At least some confusion reigns. The first format specifier, %10[^\n], reads up to 10 non-newline characters and they are assigned to buffer, along with a trailing null. The second format specifier, %*[^\n] contains the assignment suppression character (*) and reads zero or more remaining non-newline characters from the input. When the scanf() function completes, the input is pointing at the next newline character. The body of the loop reads and prints that character, so that when the loop restarts, the input is looking at the start of the next line. The process then repeats. If the line is shorter than 10 characters, then those characters are copied to buffer, and the 'zero or more non-newlines' format processes zero non-newlines.
The constructs like %[a] and %[^a] exist so that scanf() can be used as a kind of lexical analyzer. These are sort of like %s, but instead of collecting a span of as many "stringy" characters as possible, they collect just a span of characters as described by the character class.
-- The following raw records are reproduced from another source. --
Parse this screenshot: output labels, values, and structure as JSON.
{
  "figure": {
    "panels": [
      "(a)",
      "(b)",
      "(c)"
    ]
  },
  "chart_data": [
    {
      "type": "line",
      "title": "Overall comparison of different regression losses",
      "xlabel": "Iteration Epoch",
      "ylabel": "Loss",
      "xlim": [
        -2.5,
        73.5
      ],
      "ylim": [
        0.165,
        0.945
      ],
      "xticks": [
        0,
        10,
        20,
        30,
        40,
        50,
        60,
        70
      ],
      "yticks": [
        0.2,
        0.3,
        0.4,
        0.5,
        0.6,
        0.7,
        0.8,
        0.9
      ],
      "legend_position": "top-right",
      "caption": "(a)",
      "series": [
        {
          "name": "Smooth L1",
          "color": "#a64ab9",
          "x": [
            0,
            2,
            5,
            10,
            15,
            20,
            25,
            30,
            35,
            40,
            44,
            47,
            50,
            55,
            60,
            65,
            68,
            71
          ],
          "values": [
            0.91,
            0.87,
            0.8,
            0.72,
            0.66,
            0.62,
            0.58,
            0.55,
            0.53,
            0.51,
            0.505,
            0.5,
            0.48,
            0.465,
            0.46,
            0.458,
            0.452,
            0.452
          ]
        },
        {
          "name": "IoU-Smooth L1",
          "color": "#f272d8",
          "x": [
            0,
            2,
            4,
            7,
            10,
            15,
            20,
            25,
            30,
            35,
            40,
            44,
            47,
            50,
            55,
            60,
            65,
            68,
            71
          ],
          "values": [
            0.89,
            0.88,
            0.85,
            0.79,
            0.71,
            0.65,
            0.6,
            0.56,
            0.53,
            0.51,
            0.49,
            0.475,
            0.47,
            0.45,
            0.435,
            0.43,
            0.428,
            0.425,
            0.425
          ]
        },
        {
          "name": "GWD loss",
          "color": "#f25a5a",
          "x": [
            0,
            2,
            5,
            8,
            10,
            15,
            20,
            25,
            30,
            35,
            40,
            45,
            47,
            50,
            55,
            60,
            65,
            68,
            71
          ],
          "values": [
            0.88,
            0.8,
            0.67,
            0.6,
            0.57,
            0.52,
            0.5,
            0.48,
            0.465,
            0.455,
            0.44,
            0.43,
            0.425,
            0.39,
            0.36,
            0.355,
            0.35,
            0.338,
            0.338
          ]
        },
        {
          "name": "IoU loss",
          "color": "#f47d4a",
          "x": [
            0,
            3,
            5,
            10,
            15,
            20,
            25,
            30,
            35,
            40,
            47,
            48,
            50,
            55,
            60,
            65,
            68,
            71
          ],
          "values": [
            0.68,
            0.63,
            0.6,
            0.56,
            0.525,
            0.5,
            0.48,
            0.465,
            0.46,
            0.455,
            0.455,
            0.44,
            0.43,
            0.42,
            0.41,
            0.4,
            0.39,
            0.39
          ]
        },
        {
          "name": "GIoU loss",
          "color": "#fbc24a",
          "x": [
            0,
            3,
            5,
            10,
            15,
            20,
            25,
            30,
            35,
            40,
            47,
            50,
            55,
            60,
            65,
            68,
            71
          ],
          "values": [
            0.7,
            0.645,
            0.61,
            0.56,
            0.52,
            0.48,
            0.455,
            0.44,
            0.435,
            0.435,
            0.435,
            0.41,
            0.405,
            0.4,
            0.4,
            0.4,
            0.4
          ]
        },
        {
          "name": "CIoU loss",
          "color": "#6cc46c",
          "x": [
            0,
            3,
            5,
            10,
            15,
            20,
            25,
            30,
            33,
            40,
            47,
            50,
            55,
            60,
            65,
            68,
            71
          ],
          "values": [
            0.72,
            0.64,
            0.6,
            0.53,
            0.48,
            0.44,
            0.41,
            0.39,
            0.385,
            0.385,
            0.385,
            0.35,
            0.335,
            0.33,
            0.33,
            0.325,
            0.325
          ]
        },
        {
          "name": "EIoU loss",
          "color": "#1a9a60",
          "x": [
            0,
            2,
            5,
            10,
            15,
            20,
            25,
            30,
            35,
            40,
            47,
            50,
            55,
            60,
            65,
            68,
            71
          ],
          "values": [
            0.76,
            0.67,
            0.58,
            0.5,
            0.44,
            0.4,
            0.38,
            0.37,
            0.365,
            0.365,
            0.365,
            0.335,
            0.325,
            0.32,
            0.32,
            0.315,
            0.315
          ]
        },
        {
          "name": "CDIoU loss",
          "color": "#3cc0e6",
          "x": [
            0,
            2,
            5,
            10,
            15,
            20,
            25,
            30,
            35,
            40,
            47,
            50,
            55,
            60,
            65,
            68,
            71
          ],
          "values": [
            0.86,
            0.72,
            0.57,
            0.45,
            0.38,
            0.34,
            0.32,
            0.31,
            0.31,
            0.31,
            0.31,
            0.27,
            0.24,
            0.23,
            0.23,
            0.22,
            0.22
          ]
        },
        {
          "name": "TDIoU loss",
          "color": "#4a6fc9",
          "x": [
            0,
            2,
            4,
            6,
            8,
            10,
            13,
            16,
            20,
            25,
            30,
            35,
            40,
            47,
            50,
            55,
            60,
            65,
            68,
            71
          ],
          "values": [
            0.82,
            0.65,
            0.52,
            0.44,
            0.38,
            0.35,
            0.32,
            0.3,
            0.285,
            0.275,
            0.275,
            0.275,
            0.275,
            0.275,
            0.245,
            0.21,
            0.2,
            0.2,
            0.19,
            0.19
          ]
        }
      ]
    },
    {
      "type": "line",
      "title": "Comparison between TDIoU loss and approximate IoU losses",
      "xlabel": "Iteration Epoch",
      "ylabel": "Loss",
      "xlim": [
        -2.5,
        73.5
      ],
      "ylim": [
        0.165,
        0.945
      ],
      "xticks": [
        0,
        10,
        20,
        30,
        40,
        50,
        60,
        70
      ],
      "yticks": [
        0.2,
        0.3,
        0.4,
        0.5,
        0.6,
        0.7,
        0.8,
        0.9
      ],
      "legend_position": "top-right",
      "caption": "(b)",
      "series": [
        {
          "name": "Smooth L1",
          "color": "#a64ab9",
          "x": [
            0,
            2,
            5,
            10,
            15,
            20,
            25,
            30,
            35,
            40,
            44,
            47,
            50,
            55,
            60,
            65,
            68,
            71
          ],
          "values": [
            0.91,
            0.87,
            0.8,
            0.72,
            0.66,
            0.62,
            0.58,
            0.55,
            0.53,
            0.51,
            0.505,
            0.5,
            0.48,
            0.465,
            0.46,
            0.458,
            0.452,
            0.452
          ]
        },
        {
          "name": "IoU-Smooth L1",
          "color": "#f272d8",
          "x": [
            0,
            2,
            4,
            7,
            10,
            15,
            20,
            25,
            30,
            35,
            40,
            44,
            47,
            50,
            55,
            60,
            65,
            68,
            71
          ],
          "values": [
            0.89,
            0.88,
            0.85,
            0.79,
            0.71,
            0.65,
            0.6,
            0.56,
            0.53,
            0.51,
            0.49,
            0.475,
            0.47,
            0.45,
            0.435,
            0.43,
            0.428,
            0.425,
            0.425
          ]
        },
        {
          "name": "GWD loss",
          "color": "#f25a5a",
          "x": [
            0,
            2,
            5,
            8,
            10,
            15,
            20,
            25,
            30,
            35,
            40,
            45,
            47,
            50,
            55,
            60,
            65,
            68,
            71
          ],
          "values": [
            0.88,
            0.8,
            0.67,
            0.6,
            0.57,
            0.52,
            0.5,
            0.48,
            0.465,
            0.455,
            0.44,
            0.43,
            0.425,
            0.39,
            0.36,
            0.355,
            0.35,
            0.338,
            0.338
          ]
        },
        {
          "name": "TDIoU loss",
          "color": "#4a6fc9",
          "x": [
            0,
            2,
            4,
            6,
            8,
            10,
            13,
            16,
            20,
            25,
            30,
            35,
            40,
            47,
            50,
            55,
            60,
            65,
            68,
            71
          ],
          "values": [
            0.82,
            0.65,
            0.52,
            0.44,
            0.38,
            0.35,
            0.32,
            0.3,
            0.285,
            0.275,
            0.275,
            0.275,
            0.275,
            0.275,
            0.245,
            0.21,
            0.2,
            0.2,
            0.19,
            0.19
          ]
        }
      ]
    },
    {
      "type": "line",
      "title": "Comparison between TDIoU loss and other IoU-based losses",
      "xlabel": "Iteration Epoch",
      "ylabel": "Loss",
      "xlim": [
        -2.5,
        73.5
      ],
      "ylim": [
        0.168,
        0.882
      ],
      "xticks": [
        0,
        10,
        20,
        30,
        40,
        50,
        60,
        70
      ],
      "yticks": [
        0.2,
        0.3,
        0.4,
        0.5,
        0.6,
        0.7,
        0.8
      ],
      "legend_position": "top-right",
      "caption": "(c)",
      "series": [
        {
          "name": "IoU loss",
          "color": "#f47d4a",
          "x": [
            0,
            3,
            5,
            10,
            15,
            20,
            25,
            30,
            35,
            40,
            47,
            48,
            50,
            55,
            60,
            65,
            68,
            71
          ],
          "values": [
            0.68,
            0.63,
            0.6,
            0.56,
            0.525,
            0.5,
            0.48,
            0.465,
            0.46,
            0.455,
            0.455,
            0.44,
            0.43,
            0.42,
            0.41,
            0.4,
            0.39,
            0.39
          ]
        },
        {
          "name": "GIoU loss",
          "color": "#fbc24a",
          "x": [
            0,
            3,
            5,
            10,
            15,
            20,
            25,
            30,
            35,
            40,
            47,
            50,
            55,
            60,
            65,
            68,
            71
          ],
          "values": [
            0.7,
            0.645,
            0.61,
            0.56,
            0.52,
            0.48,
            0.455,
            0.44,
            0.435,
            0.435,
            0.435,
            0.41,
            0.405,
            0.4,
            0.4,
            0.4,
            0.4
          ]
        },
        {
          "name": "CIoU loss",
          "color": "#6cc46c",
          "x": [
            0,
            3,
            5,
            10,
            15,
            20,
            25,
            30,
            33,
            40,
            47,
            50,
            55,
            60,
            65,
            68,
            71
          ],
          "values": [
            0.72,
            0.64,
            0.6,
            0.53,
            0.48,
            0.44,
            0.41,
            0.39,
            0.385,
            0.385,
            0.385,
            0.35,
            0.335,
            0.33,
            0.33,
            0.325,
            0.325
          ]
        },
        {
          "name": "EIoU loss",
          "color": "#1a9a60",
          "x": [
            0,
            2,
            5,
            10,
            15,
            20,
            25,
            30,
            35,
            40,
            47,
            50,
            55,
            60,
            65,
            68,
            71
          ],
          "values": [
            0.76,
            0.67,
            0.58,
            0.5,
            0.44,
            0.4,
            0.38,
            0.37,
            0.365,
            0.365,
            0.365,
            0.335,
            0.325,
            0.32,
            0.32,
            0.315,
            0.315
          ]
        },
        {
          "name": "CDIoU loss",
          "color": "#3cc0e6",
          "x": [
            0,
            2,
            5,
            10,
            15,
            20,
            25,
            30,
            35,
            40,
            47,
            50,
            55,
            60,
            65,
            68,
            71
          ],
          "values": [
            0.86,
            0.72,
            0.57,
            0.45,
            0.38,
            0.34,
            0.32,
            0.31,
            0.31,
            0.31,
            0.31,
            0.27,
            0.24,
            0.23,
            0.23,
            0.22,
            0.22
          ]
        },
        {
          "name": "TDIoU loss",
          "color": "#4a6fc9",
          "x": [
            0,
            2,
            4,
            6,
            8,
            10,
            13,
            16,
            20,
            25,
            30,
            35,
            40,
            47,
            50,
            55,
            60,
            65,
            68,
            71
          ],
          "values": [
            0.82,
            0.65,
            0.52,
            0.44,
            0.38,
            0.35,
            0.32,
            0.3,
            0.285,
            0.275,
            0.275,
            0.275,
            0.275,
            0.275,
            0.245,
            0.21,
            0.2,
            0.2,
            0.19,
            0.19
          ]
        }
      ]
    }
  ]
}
There might be cases where writing %[a-zA-Z0-9] might make sense, but I'm not sure I see a compelling use case for complementary classes with scanf().
IMHO, scanf() is simply not the right tool for this job. Every time I've set out to use one of its more powerful features, I've ended up eventually ripping it out and implementing the capability in a different way. In some cases that meant using lex to write a real lexical analyzer, but usually doing line at a time I/O and breaking it coarsely into tokens with strtok() before doing value conversion was sufficient.
Edit: I ended ripping out scanf() typically because when faced with users insisting on providing incorrect input, it just isn't good at helping the program give good feedback about the problem, and having an assembler print "Error, terminated." as its sole helpful error message was not going over well with my user. (Me, in that case.)
It's like character sets from regular expressions; [0-9] matches a string of digits, [^aeiou] matches anything that isn't a lowercase vowel, etc.
There are all sorts of uses, such as pulling out numbers, identifiers, chunks of whitespace, etc.
You can read about it in the ISO/IEC9899 standard available online.
Here is a paragraph I quote from the document about [ (Page 286):
Matches a nonempty sequence of characters from a set of expected
characters.
The conversion specifier includes all subsequent characters in the
format string, up to and including the matching right bracket (]). The
characters between the brackets (the scanlist) compose the scanset,
unless the character after the left bracket is a circumflex (^), in
which case the scanset contains all characters that do not appear in
the scanlist between the circumflex and the right bracket. If the
conversion specifier begins with [] or [^], the right bracket
character is in the scanlist and the next following right bracket
character is the matching right bracket that ends the specification;
otherwise the first following right bracket character is the one that
ends the specification. If a - character is in the scanlist and is not
the first, nor the second where the first character is a ^, nor the
last character, the behavior is implementation-defined.